American entertainment lawyer (1939–2021)

Howard Lloyd Weitzman (September 21, 1939 – April 7, 2021) was an American entertainment lawyer active in matters ranging from intellectual property and entertainment issues to family law and estate issues. He was notable for representing Michael Jackson's estate in the IRS case against it. His other famous clients included Justin Bieber, O. J. Simpson, and John DeLorean.

Weitzman was a founding partner at Kinsella Weitzman Iser Kump LLP (KWIKA), a boutique litigation firm in Santa Monica, California.

==Education==
Weitzman completed his B.A. degree at the University of Southern California (1962) and his J.D. degree at the University of Southern California Gould School of Law (1965). He was admitted to the State Bar of California in 1966.

==Early career==
Weitzman taught trial advocacy at the University of Southern California Gould School of Law for 12 years.

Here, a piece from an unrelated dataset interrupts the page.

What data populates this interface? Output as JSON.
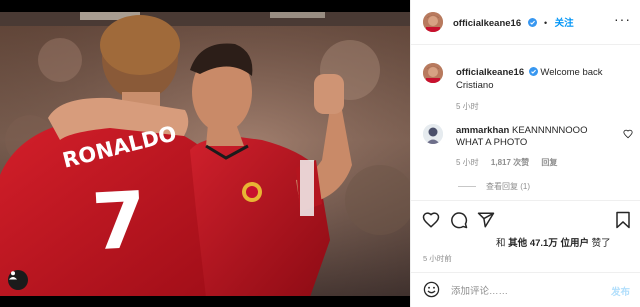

From 1995 to 1998, Weitzman served as Executive Vice President, Corporate Operations for Universal Studios, where he was responsible for corporate restructuring.

==Legal career==
For a time, Weitzman was a Certified Specialist in Criminal Law (the State Bar of California Board of Legal Specialization). In 1986, he became a managing partner at the law firm of Wyman Bautzer, and then in 1991 joined the law firm of Katten Muchin Zavis & Weitzman. In 1994, after Nicole Brown Simpson and Ron Goldman were murdered, Nicole's ex-husband, O. J. Simpson, was one of Weitzman's clients and soon became the primary suspect. Though Weitzman initially offered his legal help, after enough evidence was produced to suggest Simpson was the killer and put him on trial, Weitzman dropped Simpson as a client, forcing him to hire Robert Shapiro and Johnnie Cochran instead.

Weitzman also appeared as a legal advisor in Murder One (1995), Murder in the First (2014), and Thank You for Smoking (2005).

Weitzman died in Los Angeles from cancer on April 7, 2021, at age 81.

==Awards and recognition==
Weitzman twice won the Jerry Giesler Memorial Award as an outstanding trial lawyer in Los Angeles County.